Allerdings sind nicht alle begeistert.

Marco Travaglio, der Herausgeber von Il Fatto Quotidiano, der enge Verbindungen zu Richtern hat und als Megaphon für die Verleumdungen von Five Star gedient hat, schlägt und widersetzt sich wütend dem, was sich zunehmend wie das Ende einer Ära in der italienischen Politik anfühlt. In diesem Monat verspottete er Draghi als privilegierten Göre und charakterisierte seine Justizministerin, Frau Cartabia, eine ehemalige Präsidentin des italienischen Verfassungsgerichts, als einen Schurken, der „nicht zwischen einem Tribunal und einem Fön unterscheiden kann“.

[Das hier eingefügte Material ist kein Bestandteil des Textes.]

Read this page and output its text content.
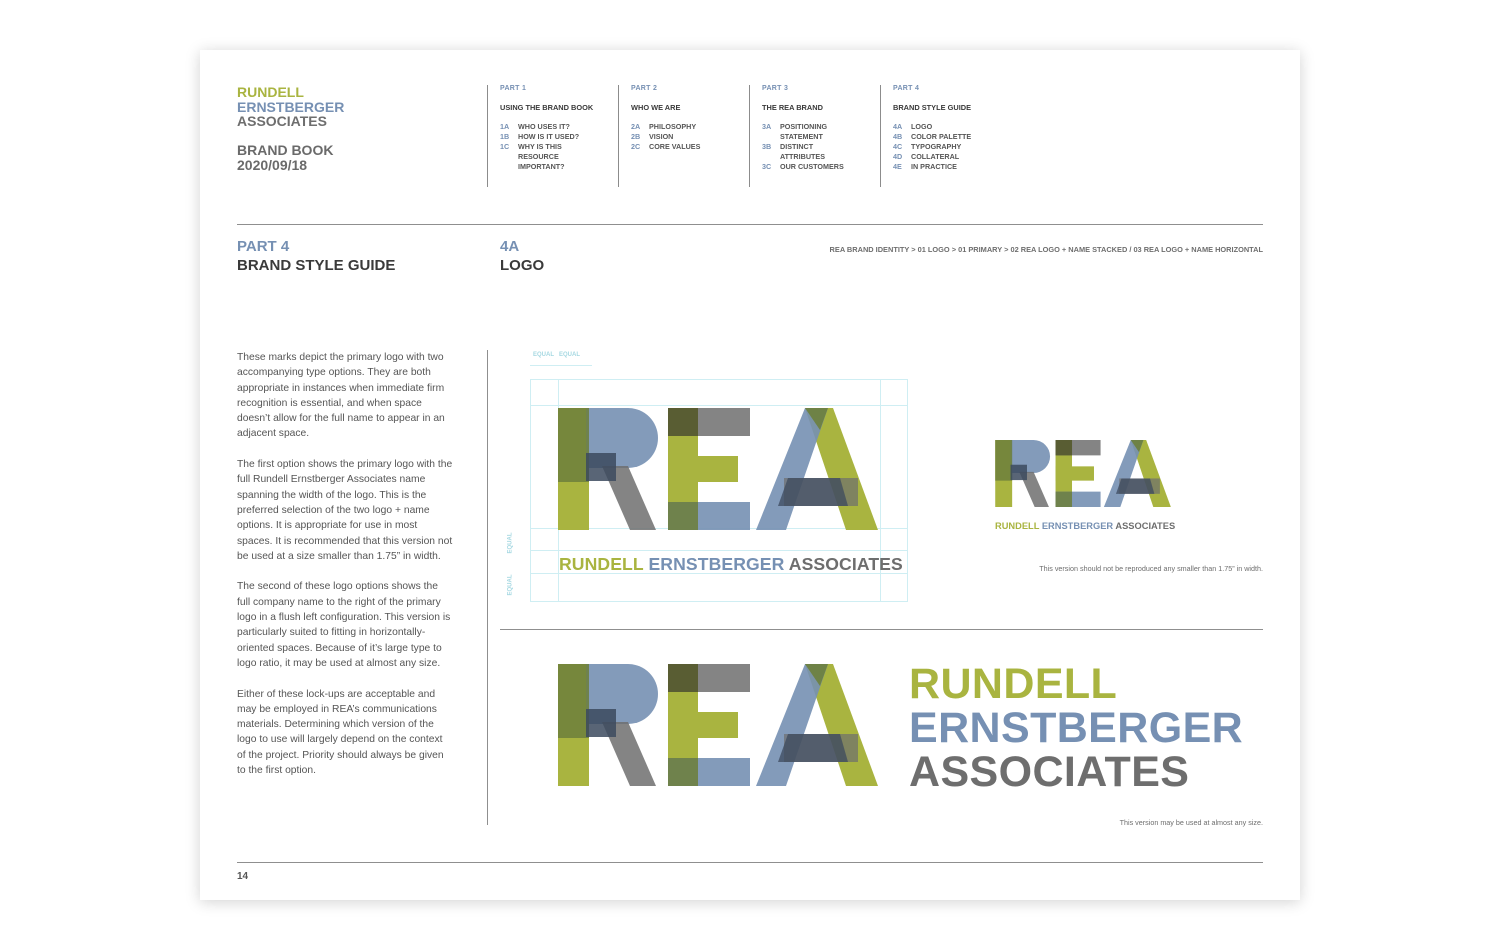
RUNDELL
ERNSTBERGER
ASSOCIATES
BRAND BOOK
2020/09/18
PART 1
USING THE BRAND BOOK
1A	WHO USES IT?
1B	HOW IS IT USED?
1C	WHY IS THIS RESOURCE IMPORTANT?
PART 2
WHO WE ARE
2A	PHILOSOPHY
2B	VISION
2C	CORE VALUES
PART 3
THE REA BRAND
3A	POSITIONING STATEMENT
3B	DISTINCT ATTRIBUTES
3C	OUR CUSTOMERS
PART 4
BRAND STYLE GUIDE
4A	LOGO
4B	COLOR PALETTE
4C	TYPOGRAPHY
4D	COLLATERAL
4E	IN PRACTICE
PART 4
BRAND STYLE GUIDE
4A
LOGO
REA BRAND IDENTITY > 01 LOGO > 01 PRIMARY > 02 REA LOGO + NAME STACKED / 03 REA LOGO + NAME HORIZONTAL

These marks depict the primary logo with two accompanying type options. They are both appropriate in instances when immediate firm recognition is essential, and when space doesn’t allow for the full name to appear in an adjacent space.

The first option shows the primary logo with the full Rundell Ernstberger Associates name spanning the width of the logo. This is the preferred selection of the two logo + name options. It is appropriate for use in most spaces. It is recommended that this version not be used at a size smaller than 1.75” in width.

The second of these logo options shows the full company name to the right of the primary logo in a flush left configuration. This version is particularly suited to fitting in horizontally-oriented spaces. Because of it’s large type to logo ratio, it may be used at almost any size.

Either of these lock-ups are acceptable and may be employed in REA’s communications materials. Determining which version of the logo to use will largely depend on the context of the project. Priority should always be given to the first option.

EQUAL EQUAL
EQUAL
EQUAL
RUNDELL ERNSTBERGER ASSOCIATES
RUNDELL ERNSTBERGER ASSOCIATES
This version should not be reproduced any smaller than 1.75” in width.
RUNDELL
ERNSTBERGER
ASSOCIATES
This version may be used at almost any size.
14
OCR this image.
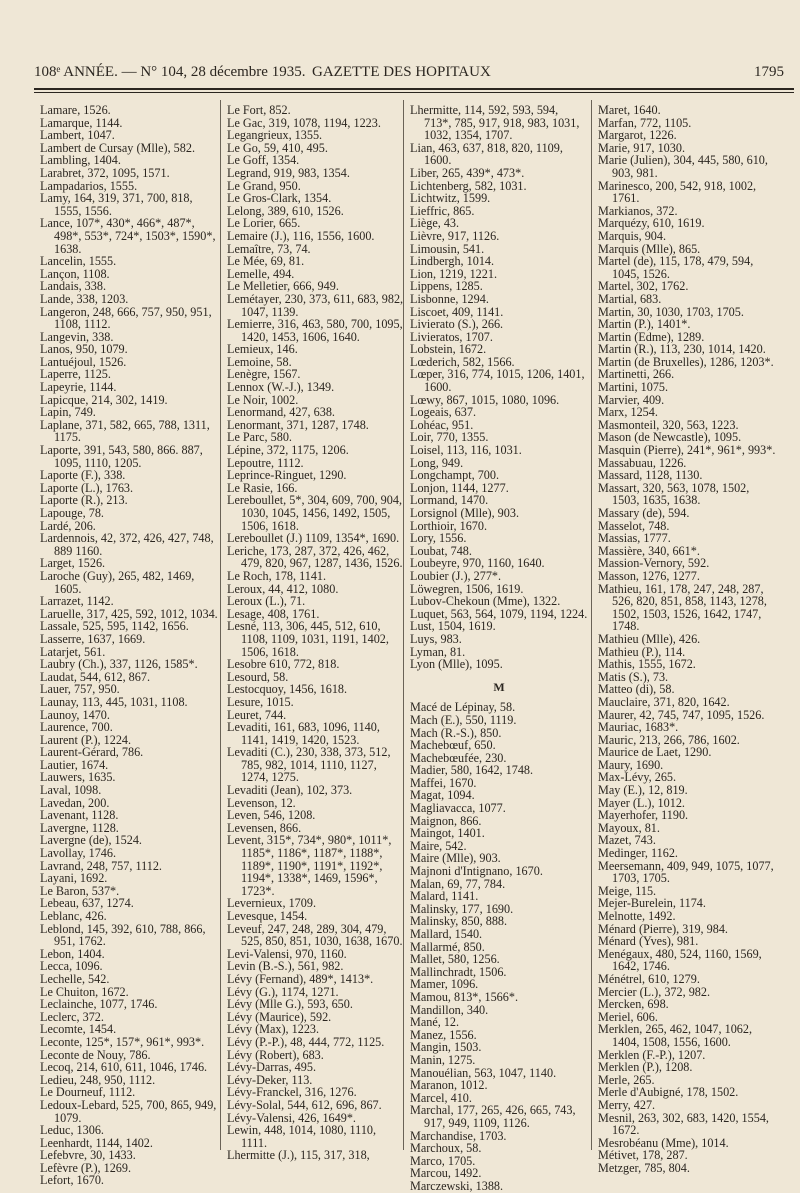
108ᵉ ANNÉE. — N° 104, 28 décembre 1935. GAZETTE DES HOPITAUX	1795

Lamare, 1526.

Lamarque, 1144.

Lambert, 1047.

Lambert de Cursay (Mlle), 582.

Lambling, 1404.

Larabret, 372, 1095, 1571.

Lampadarios, 1555.

Lamy, 164, 319, 371, 700, 818, 1555, 1556.

Lance, 107*, 430*, 466*, 487*, 498*, 553*, 724*, 1503*, 1590*, 1638.

Lancelin, 1555.

Lançon, 1108.

Landais, 338.

Lande, 338, 1203.

Langeron, 248, 666, 757, 950, 951, 1108, 1112.

Langevin, 338.

Lanos, 950, 1079.

Lantuéjoul, 1526.

Laperre, 1125.

Lapeyrie, 1144.

Lapicque, 214, 302, 1419.

Lapin, 749.

Laplane, 371, 582, 665, 788, 1311, 1175.

Laporte, 391, 543, 580, 866. 887, 1095, 1110, 1205.

Laporte (F.), 338.

Laporte (L.), 1763.

Laporte (R.), 213.

Lapouge, 78.

Lardé, 206.

Lardennois, 42, 372, 426, 427, 748, 889 1160.

Larget, 1526.

Laroche (Guy), 265, 482, 1469, 1605.

Larrazet, 1142.

Laruelle, 317, 425, 592, 1012, 1034.

Lassale, 525, 595, 1142, 1656.

Lasserre, 1637, 1669.

Latarjet, 561.

Laubry (Ch.), 337, 1126, 1585*.

Laudat, 544, 612, 867.

Lauer, 757, 950.

Launay, 113, 445, 1031, 1108.

Launoy, 1470.

Laurence, 700.

Laurent (P.), 1224.

Laurent-Gérard, 786.

Lautier, 1674.

Lauwers, 1635.

Laval, 1098.

Lavedan, 200.

Lavenant, 1128.

Lavergne, 1128.

Lavergne (de), 1524.

Lavollay, 1746.

Lavrand, 248, 757, 1112.

Layani, 1692.

Le Baron, 537*.

Lebeau, 637, 1274.

Leblanc, 426.

Leblond, 145, 392, 610, 788, 866, 951, 1762.

Lebon, 1404.

Lecca, 1096.

Lechelle, 542.

Le Chuiton, 1672.

Leclainche, 1077, 1746.

Leclerc, 372.

Lecomte, 1454.

Leconte, 125*, 157*, 961*, 993*.

Leconte de Nouy, 786.

Lecoq, 214, 610, 611, 1046, 1746.

Ledieu, 248, 950, 1112.

Le Dourneuf, 1112.

Ledoux-Lebard, 525, 700, 865, 949, 1079.

Leduc, 1306.

Leenhardt, 1144, 1402.

Lefebvre, 30, 1433.

Lefèvre (P.), 1269.

Lefort, 1670.

Le Fort, 852.

Le Gac, 319, 1078, 1194, 1223.

Legangrieux, 1355.

Le Go, 59, 410, 495.

Le Goff, 1354.

Legrand, 919, 983, 1354.

Le Grand, 950.

Le Gros-Clark, 1354.

Lelong, 389, 610, 1526.

Le Lorier, 665.

Lemaire (J.), 116, 1556, 1600.

Lemaître, 73, 74.

Le Mée, 69, 81.

Lemelle, 494.

Le Melletier, 666, 949.

Lemétayer, 230, 373, 611, 683, 982, 1047, 1139.

Lemierre, 316, 463, 580, 700, 1095, 1420, 1453, 1606, 1640.

Lemieux, 146.

Lemoine, 58.

Lenègre, 1567.

Lennox (W.-J.), 1349.

Le Noir, 1002.

Lenormand, 427, 638.

Lenormant, 371, 1287, 1748.

Le Parc, 580.

Lépine, 372, 1175, 1206.

Lepoutre, 1112.

Leprince-Ringuet, 1290.

Le Rasie, 166.

Lereboullet, 5*, 304, 609, 700, 904, 1030, 1045, 1456, 1492, 1505, 1506, 1618.

Lereboullet (J.) 1109, 1354*, 1690.

Leriche, 173, 287, 372, 426, 462, 479, 820, 967, 1287, 1436, 1526.

Le Roch, 178, 1141.

Leroux, 44, 412, 1080.

Leroux (L.), 71.

Lesage, 408, 1761.

Lesné, 113, 306, 445, 512, 610, 1108, 1109, 1031, 1191, 1402, 1506, 1618.

Lesobre 610, 772, 818.

Lesourd, 58.

Lestocquoy, 1456, 1618.

Lesure, 1015.

Leuret, 744.

Levaditi, 161, 683, 1096, 1140, 1141, 1419, 1420, 1523.

Levaditi (C.), 230, 338, 373, 512, 785, 982, 1014, 1110, 1127, 1274, 1275.

Levaditi (Jean), 102, 373.

Levenson, 12.

Leven, 546, 1208.

Levensen, 866.

Levent, 315*, 734*, 980*, 1011*, 1185*, 1186*, 1187*, 1188*, 1189*, 1190*, 1191*, 1192*, 1194*, 1338*, 1469, 1596*, 1723*.

Levernieux, 1709.

Levesque, 1454.

Leveuf, 247, 248, 289, 304, 479, 525, 850, 851, 1030, 1638, 1670.

Levi-Valensi, 970, 1160.

Levin (B.-S.), 561, 982.

Lévy (Fernand), 489*, 1413*.

Lévy (G.), 1174, 1271.

Lévy (Mlle G.), 593, 650.

Lévy (Maurice), 592.

Lévy (Max), 1223.

Lévy (P.-P.), 48, 444, 772, 1125.

Lévy (Robert), 683.

Lévy-Darras, 495.

Lévy-Deker, 113.

Lévy-Franckel, 316, 1276.

Lévy-Solal, 544, 612, 696, 867.

Lévy-Valensi, 426, 1649*.

Lewin, 448, 1014, 1080, 1110, 1111.

Lhermitte (J.), 115, 317, 318,

Lhermitte, 114, 592, 593, 594, 713*, 785, 917, 918, 983, 1031, 1032, 1354, 1707.

Lian, 463, 637, 818, 820, 1109, 1600.

Liber, 265, 439*, 473*.

Lichtenberg, 582, 1031.

Lichtwitz, 1599.

Lieffric, 865.

Liège, 43.

Lièvre, 917, 1126.

Limousin, 541.

Lindbergh, 1014.

Lion, 1219, 1221.

Lippens, 1285.

Lisbonne, 1294.

Liscoet, 409, 1141.

Livierato (S.), 266.

Livieratos, 1707.

Lobstein, 1672.

Lœderich, 582, 1566.

Lœper, 316, 774, 1015, 1206, 1401, 1600.

Lœwy, 867, 1015, 1080, 1096.

Logeais, 637.

Lohéac, 951.

Loir, 770, 1355.

Loisel, 113, 116, 1031.

Long, 949.

Longchampt, 700.

Lonjon, 1144, 1277.

Lormand, 1470.

Lorsignol (Mlle), 903.

Lorthioir, 1670.

Lory, 1556.

Loubat, 748.

Loubeyre, 970, 1160, 1640.

Loubier (J.), 277*.

Löwegren, 1506, 1619.

Lubov-Chekoun (Mme), 1322.

Luquet, 563, 564, 1079, 1194, 1224.

Lust, 1504, 1619.

Luys, 983.

Lyman, 81.

Lyon (Mlle), 1095.

M

Macé de Lépinay, 58.

Mach (E.), 550, 1119.

Mach (R.-S.), 850.

Machebœuf, 650.

Machebœufée, 230.

Madier, 580, 1642, 1748.

Maffei, 1670.

Magat, 1094.

Magliavacca, 1077.

Maignon, 866.

Maingot, 1401.

Maire, 542.

Maire (Mlle), 903.

Majnoni d'Intignano, 1670.

Malan, 69, 77, 784.

Malard, 1141.

Malinsky, 177, 1690.

Malinsky, 850, 888.

Mallard, 1540.

Mallarmé, 850.

Mallet, 580, 1256.

Mallinchradt, 1506.

Mamer, 1096.

Mamou, 813*, 1566*.

Mandillon, 340.

Mané, 12.

Manez, 1556.

Mangin, 1503.

Manin, 1275.

Manouélian, 563, 1047, 1140.

Maranon, 1012.

Marcel, 410.

Marchal, 177, 265, 426, 665, 743, 917, 949, 1109, 1126.

Marchandise, 1703.

Marchoux, 58.

Marco, 1705.

Marcou, 1492.

Marczewski, 1388.

Maret, 1640.

Marfan, 772, 1105.

Margarot, 1226.

Marie, 917, 1030.

Marie (Julien), 304, 445, 580, 610, 903, 981.

Marinesco, 200, 542, 918, 1002, 1761.

Markianos, 372.

Marquézy, 610, 1619.

Marquis, 904.

Marquis (Mlle), 865.

Martel (de), 115, 178, 479, 594, 1045, 1526.

Martel, 302, 1762.

Martial, 683.

Martin, 30, 1030, 1703, 1705.

Martin (P.), 1401*.

Martin (Edme), 1289.

Martin (R.), 113, 230, 1014, 1420.

Martin (de Bruxelles), 1286, 1203*.

Martinetti, 266.

Martini, 1075.

Marvier, 409.

Marx, 1254.

Masmonteil, 320, 563, 1223.

Mason (de Newcastle), 1095.

Masquin (Pierre), 241*, 961*, 993*.

Massabuau, 1226.

Massard, 1128, 1130.

Massart, 320, 563, 1078, 1502, 1503, 1635, 1638.

Massary (de), 594.

Masselot, 748.

Massias, 1777.

Massière, 340, 661*.

Massion-Vernory, 592.

Masson, 1276, 1277.

Mathieu, 161, 178, 247, 248, 287, 526, 820, 851, 858, 1143, 1278, 1502, 1503, 1526, 1642, 1747, 1748.

Mathieu (Mlle), 426.

Mathieu (P.), 114.

Mathis, 1555, 1672.

Matis (S.), 73.

Matteo (di), 58.

Mauclaire, 371, 820, 1642.

Maurer, 42, 745, 747, 1095, 1526.

Mauriac, 1683*.

Mauric, 213, 266, 786, 1602.

Maurice de Laet, 1290.

Maury, 1690.

Max-Lévy, 265.

May (E.), 12, 819.

Mayer (L.), 1012.

Mayerhofer, 1190.

Mayoux, 81.

Mazet, 743.

Medinger, 1162.

Meersemann, 409, 949, 1075, 1077, 1703, 1705.

Meige, 115.

Mejer-Burelein, 1174.

Melnotte, 1492.

Ménard (Pierre), 319, 984.

Ménard (Yves), 981.

Menégaux, 480, 524, 1160, 1569, 1642, 1746.

Ménétrel, 610, 1279.

Mercier (L.), 372, 982.

Mercken, 698.

Meriel, 606.

Merklen, 265, 462, 1047, 1062, 1404, 1508, 1556, 1600.

Merklen (F.-P.), 1207.

Merklen (P.), 1208.

Merle, 265.

Merle d'Aubigné, 178, 1502.

Merry, 427.

Mesnil, 263, 302, 683, 1420, 1554, 1672.

Mesrobéanu (Mme), 1014.

Métivet, 178, 287.

Metzger, 785, 804.
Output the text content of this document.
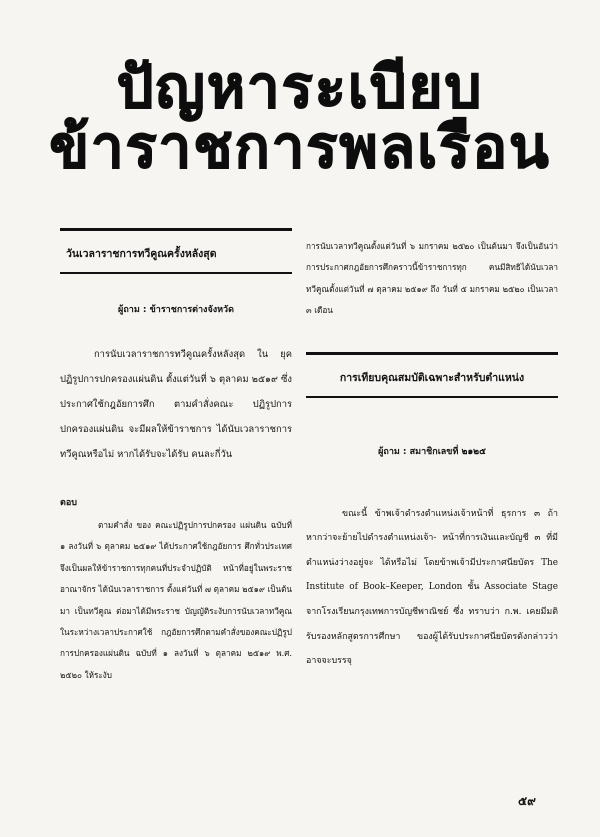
ปัญหาระเบียบ
ข้าราชการพลเรือน
วันเวลาราชการทวีคูณครั้งหลังสุด
ผู้ถาม : ข้าราชการต่างจังหวัด

การนับเวลาราชการทวีคูณครั้งหลังสุด ใน ยุคปฏิรูปการปกครองแผ่นดิน ตั้งแต่วันที่ ๖ ตุลาคม ๒๕๑๙ ซึ่งประกาศใช้กฎอัยการศึก ตามคำสั่งคณะ ปฏิรูปการปกครองแผ่นดิน จะมีผลให้ข้าราชการ ได้นับเวลาราชการทวีคูณหรือไม่ หากได้รับจะได้รับ คนละกี่วัน

ตอบ

ตามคำสั่ง ของ คณะปฏิรูปการปกครอง แผ่นดิน ฉบับที่ ๑ ลงวันที่ ๖ ตุลาคม ๒๕๑๙ ได้ประกาศใช้กฎอัยการ ศึกทั่วประเทศ จึงเป็นผลให้ข้าราชการทุกคนที่ประจำปฏิบัติ หน้าที่อยู่ในพระราชอาณาจักร ได้นับเวลาราชการ ตั้งแต่วันที่ ๗ ตุลาคม ๒๕๑๙ เป็นต้นมา เป็นทวีคูณ ต่อมาได้มีพระราช บัญญัติระงับการนับเวลาทวีคูณในระหว่างเวลาประกาศใช้ กฎอัยการศึกตามคำสั่งของคณะปฏิรูปการปกครองแผ่นดิน ฉบับที่ ๑ ลงวันที่ ๖ ตุลาคม ๒๕๑๙ พ.ศ. ๒๕๒๐ ให้ระงับ

การนับเวลาทวีคูณตั้งแต่วันที่ ๖ มกราคม ๒๕๒๐ เป็นต้นมา จึงเป็นอันว่า การประกาศกฎอัยการศึกคราวนี้ข้าราชการทุก คนมีสิทธิได้นับเวลาทวีคูณตั้งแต่วันที่ ๗ ตุลาคม ๒๕๑๙ ถึง วันที่ ๕ มกราคม ๒๕๒๐ เป็นเวลา ๓ เดือน

การเทียบคุณสมบัติเฉพาะสำหรับตำแหน่ง
ผู้ถาม : สมาชิกเลขที่ ๒๑๒๕

ขณะนี้ ข้าพเจ้าดำรงตำแหน่งเจ้าหน้าที่ ธุรการ ๓ ถ้าหากว่าจะย้ายไปดำรงตำแหน่งเจ้า- หน้าที่การเงินและบัญชี ๓ ที่มีตำแหน่งว่างอยู่จะ ได้หรือไม่ โดยข้าพเจ้ามีประกาศนียบัตร The Institute of Book–Keeper, London ชั้น Associate Stage จากโรงเรียนกรุงเทพการบัญชีพาณิชย์ ซึ่ง ทราบว่า ก.พ. เคยมีมติรับรองหลักสูตรการศึกษา ของผู้ได้รับประกาศนียบัตรดังกล่าวว่าอาจจะบรรจุ

๕๙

Aber zum größten Teil sind die Leute mit Herrn Draghi an Bord, und Herr Uggetti hoffte, dass der Premierminister mehr Gleichgewicht in das System bringen würde, das ihn fast ruiniert hätte.

Herr Uggetti arbeitet jetzt als Chief Executive eines Technologieunternehmens außerhalb von Lodi, das betriebswirtschaftliche Software entwickelt. „Ich baue mein Leben wieder auf“, sagte er.

Trotzdem vermisst er es, Bürgermeister zu sein. Als er um den Pool herumging, der die Quelle seines juristischen Albtraums war und der jetzt eine leere Ruine ist, kreuzte er alle Dinge an, die er reparieren würde (Radwege und Straßen) und wies auf historische Leckerbissen hin (eine Brücke, auf der Napoleon gewonnen hat). eine große Schlacht, eine Statue eines Wissenschaftlers), als ob er immer noch die Stadt repräsentierte.

Er hielt eine erneute Kandidatur für das Bürgermeisteramt für möglich. Aber es gab auch noch eine andere Möglichkeit. In Italien kann ein höheres Gericht ein Berufungsgericht außer Kraft setzen, einen Freispruch aufheben und eine Person erneut vor Gericht stellen. Das höhere Gericht hat noch Zeit, um zu entscheiden, ob er erneut vor Gericht steht.

„Sie haben die Macht zu sagen ‚Nein, dieses Berufungsurteil ist nicht gut’“, sagte er kopfschüttelnd. “Ich hoffe wirklich, dass es hier endet.”

Emma Bubola steuerte die Berichterstattung aus Rom bei.